Maka jawaban singkat untuk pertanyaan, bagaimana Islam mengatur hubungan antara syariat dengan politik negara, adalah keduanya harus melebur dalam satu manajemen dan kepemimpinan. Mahkamah untuk mengadili perkara syariat juga mahkamah untuk mengadili perkara dunia. Rujukan hukum perkara syariat adalah Al-Qur’an dan As-Sunnah, dan rujukan yang sama harus dipakai untuk urusan dunia. Peraturan aurat ketika melaksanakan syariat, juga peraturan aurat ketika bekerja di bank, perkantoran dan ketika olah raga. Tidak boleh ada ada istilah pengadilan agama, dan pengadilan negeri. Tidak boleh ada aturan busana ketika shalat (mengacu kepada Al-Qur’an dan As-Sunnah), tapi ada aturan lain ketika bermain volley atau senam (mengacu kepada kesepakatan tidak resmi secara internasional). Apakah ada ketentuan baku bahwa wanita bermain volley hanya boleh memakai celana dalam dan kaos ketat?

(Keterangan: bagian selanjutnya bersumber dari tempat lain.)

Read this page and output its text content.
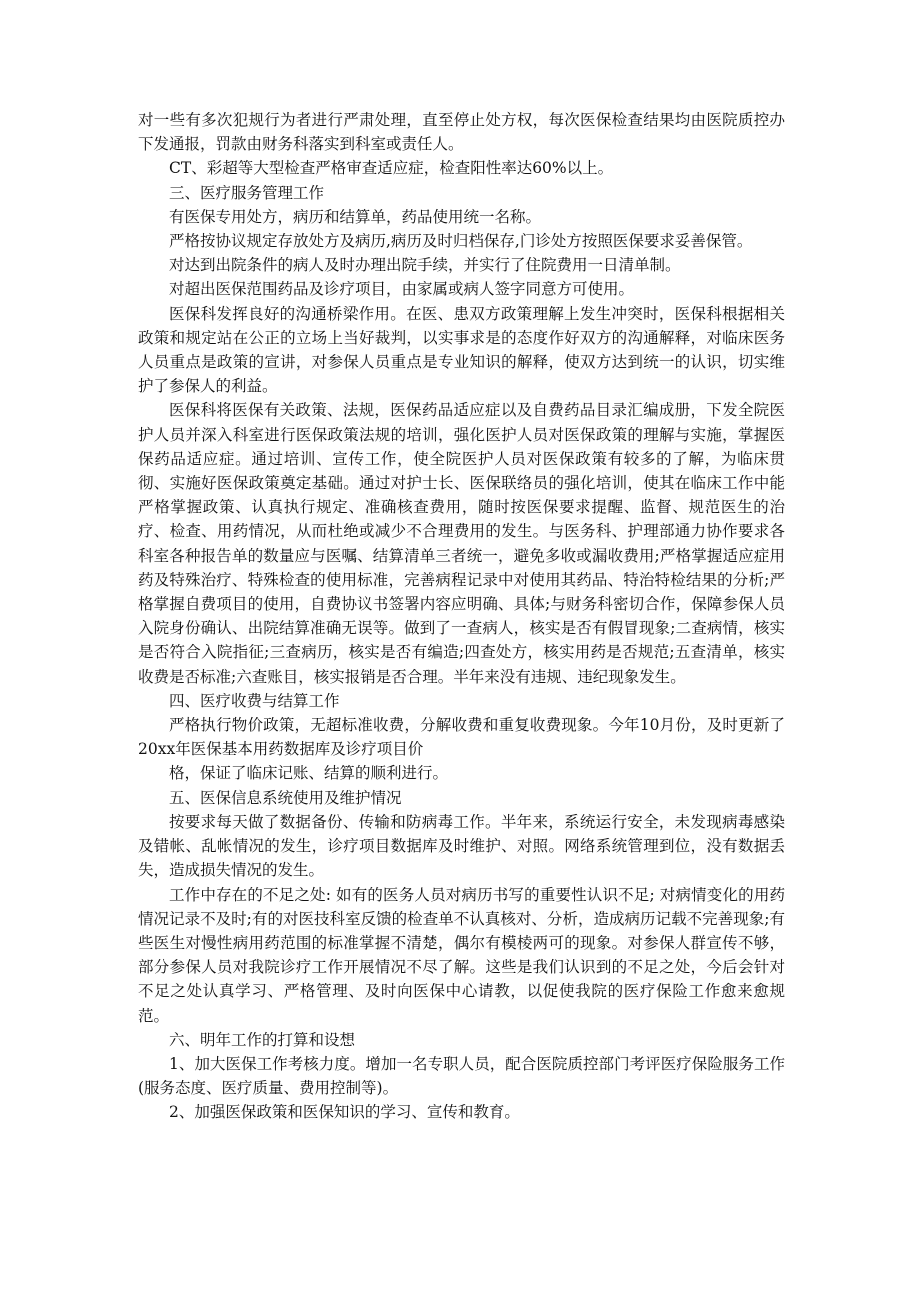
对一些有多次犯规行为者进行严肃处理，直至停止处方权，每次医保检查结果均由医院质控办下发通报，罚款由财务科落实到科室或责任人。

CT、彩超等大型检查严格审查适应症，检查阳性率达60%以上。

三、医疗服务管理工作

有医保专用处方，病历和结算单，药品使用统一名称。

严格按协议规定存放处方及病历,病历及时归档保存,门诊处方按照医保要求妥善保管。

对达到出院条件的病人及时办理出院手续，并实行了住院费用一日清单制。

对超出医保范围药品及诊疗项目，由家属或病人签字同意方可使用。

医保科发挥良好的沟通桥梁作用。在医、患双方政策理解上发生冲突时，医保科根据相关政策和规定站在公正的立场上当好裁判，以实事求是的态度作好双方的沟通解释，对临床医务人员重点是政策的宣讲，对参保人员重点是专业知识的解释，使双方达到统一的认识，切实维护了参保人的利益。

医保科将医保有关政策、法规，医保药品适应症以及自费药品目录汇编成册，下发全院医护人员并深入科室进行医保政策法规的培训，强化医护人员对医保政策的理解与实施，掌握医保药品适应症。通过培训、宣传工作，使全院医护人员对医保政策有较多的了解，为临床贯彻、实施好医保政策奠定基础。通过对护士长、医保联络员的强化培训，使其在临床工作中能严格掌握政策、认真执行规定、准确核查费用，随时按医保要求提醒、监督、规范医生的治疗、检查、用药情况，从而杜绝或减少不合理费用的发生。与医务科、护理部通力协作要求各科室各种报告单的数量应与医嘱、结算清单三者统一，避免多收或漏收费用;严格掌握适应症用药及特殊治疗、特殊检查的使用标准，完善病程记录中对使用其药品、特治特检结果的分析;严格掌握自费项目的使用，自费协议书签署内容应明确、具体;与财务科密切合作，保障参保人员入院身份确认、出院结算准确无误等。做到了一查病人，核实是否有假冒现象;二查病情，核实是否符合入院指征;三查病历，核实是否有编造;四查处方，核实用药是否规范;五查清单，核实收费是否标准;六查账目，核实报销是否合理。半年来没有违规、违纪现象发生。

四、医疗收费与结算工作

严格执行物价政策，无超标准收费，分解收费和重复收费现象。今年10月份，及时更新了20xx年医保基本用药数据库及诊疗项目价

格，保证了临床记账、结算的顺利进行。

五、医保信息系统使用及维护情况

按要求每天做了数据备份、传输和防病毒工作。半年来，系统运行安全，未发现病毒感染及错帐、乱帐情况的发生，诊疗项目数据库及时维护、对照。网络系统管理到位，没有数据丢失，造成损失情况的发生。

工作中存在的不足之处: 如有的医务人员对病历书写的重要性认识不足; 对病情变化的用药情况记录不及时;有的对医技科室反馈的检查单不认真核对、分析，造成病历记载不完善现象;有些医生对慢性病用药范围的标准掌握不清楚，偶尔有模棱两可的现象。对参保人群宣传不够，部分参保人员对我院诊疗工作开展情况不尽了解。这些是我们认识到的不足之处，今后会针对不足之处认真学习、严格管理、及时向医保中心请教，以促使我院的医疗保险工作愈来愈规范。

六、明年工作的打算和设想

1、加大医保工作考核力度。增加一名专职人员，配合医院质控部门考评医疗保险服务工作(服务态度、医疗质量、费用控制等)。

2、加强医保政策和医保知识的学习、宣传和教育。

Keharusan untuk menyelenggarakan politik negara dengan syariat merupakan fakta sejarah pada zaman nabi dan para khalifah sesudahnya yang tak bisa dibantah. Yang perlu kita kaji lebih lanjut adalah bagaimana jika politik negara tidak diatur dengan syariat, seperti kasus kita saat ini? Apa hukumnya? Bagaimana kita – sebagai rakyat – menempatkan diri? Kewajiban kita apa? Solusinya bagaimana? Dan seterusnya.


Dalil yang mengharuskan penyatuan syariat dengan politik negara diantaranya:


ألم تر إلى الذين يزعمون أنهم أمنوا بما أنزل إليك وما أنزل من قبلك يريدون أن يتحاكموا إلى الطاغوت وقد أمروا أن يكفروا به ويريد الشيطان أن يضلهم ضلالاً بعيداً


Artinya: Apakah kamu tidak memperhatikan orang-orang yang mengaku dirinya telah beriman kepada apa yang diturunkan kepadamu dan kepada apa yang diturunkan sebelum kamu? Mereka hendak berhakim kepada thaghut padahal mereka telah diperintah mengingkari thaghut itu. Dan syaitan bermaksud menyesatkan mereka dengan penyesatan sejauh-jauhnya. – QS 4/An-Nisa: 60


Ayat ini membantah klaim keimanan seseorang jika masih berhakim dengan thaghut. Sebab hati seorang mukmin tidak bisa mendua; beriman kepada kitab Allah sekaligus berhakim kepada thaghut. Kalau berhakim kepada thaghut, berarti keimanannya kepada kitabullah batal. Sebaliknya, jika ia beriman kepada kitabullah, pasti tidak mau berhakim kepada thaghut. Tidak ada partisi di hati orang beriman.


Thaghut berasal dari kata tughyan, melampau batas kewenangan. Seorang mukmin dilarang untuk memutuskan hukum – ketika dalam posisi sebagai hakim – dengan hukum thaghut karena batas kewenangannya hanya boleh menggunakan hukum Allah. Ia juga dilarang mencari penyelesaian hukum – ketika dalam posisi terbelit kasus hukum – kepada hukum thaghut, sebab batas kewenangannya hanya boleh mencari penyelesaian hukum dengan hukum Allah.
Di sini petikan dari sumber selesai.